"If Mademoiselle gives me the order," he said respectfully.

"At once then, Gaston," Betty replied, and she sat down in a chair.

Francine Rollard was apparently difficult to persuade. For the minutes passed, and when at last she did come into the treasure room she was scared and reluctant. She was a girl hardly over twenty, very neat and trim and pretty, and rather like some wild shy creature out of the woods. She looked round the group which awaited her with restless eyes and a sullen air of suspicion. But it was the suspicion of wild people for townsfolk.

"Rollard," said Hanaud gently, "I sent for you, for I want another woman to help me in acting a little scene."

He turned towards Ann Upcott.

"Now, Mademoiselle, will you please repeat exactly your movements here on the night when Madame Harlowe died? You came into the room—so. You stood by the electric-light switch there. You turned it on, you noticed the time, and you turned it off quickly. For this communicating door stood wide open—so!—and a strong light poured out of Madame Harlowe's bedroom through the doorway."

Hanaud was very busy, placing himself first by the side of Ann to make sure that she stood in the exact place which she had described, and then running across the room to set wide open the communicating door.

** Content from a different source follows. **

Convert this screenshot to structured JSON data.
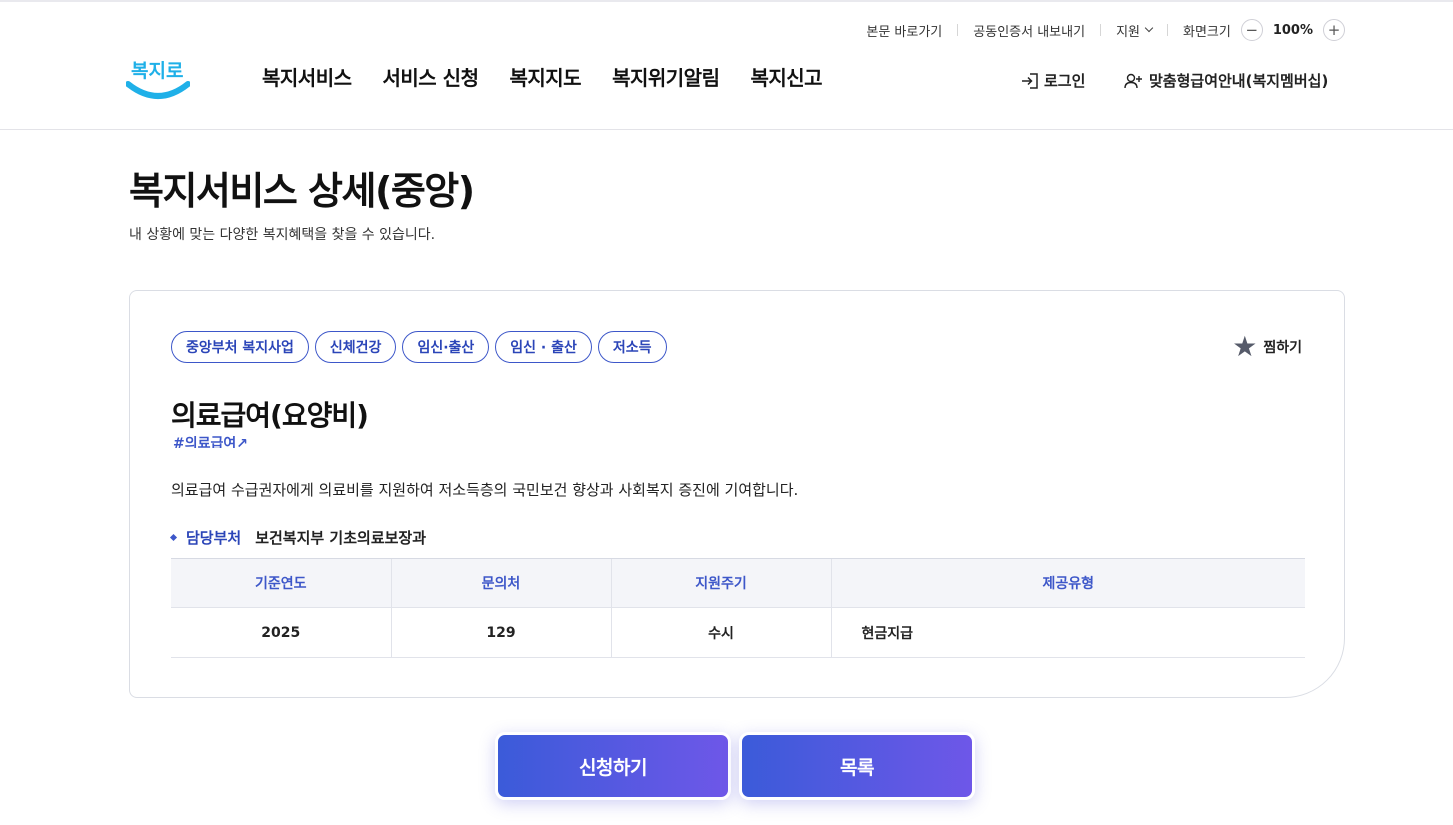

"You could just see the light gleaming on the ornaments and panels of the Sedan chair, on the other side of the fireplace on your right. So! And there, Mademoiselle, you stood in the darkness and," his words lengthened out now with tiny intervals between each one—"you heard the sound of the struggle in the bedroom and caught some words spoken in a clear whisper."

"Yes," Ann replied with a shiver. The solemn manner of authority with which he spoke obviously alarmed her. She looked at him with troubled eyes.

"Then will you stand there once more," he continued, "and once more listen as you listened on that night. I thank you!" He went away to Betty. "Now, Mademoiselle, and you, Francine Rollard, will you both please come with me."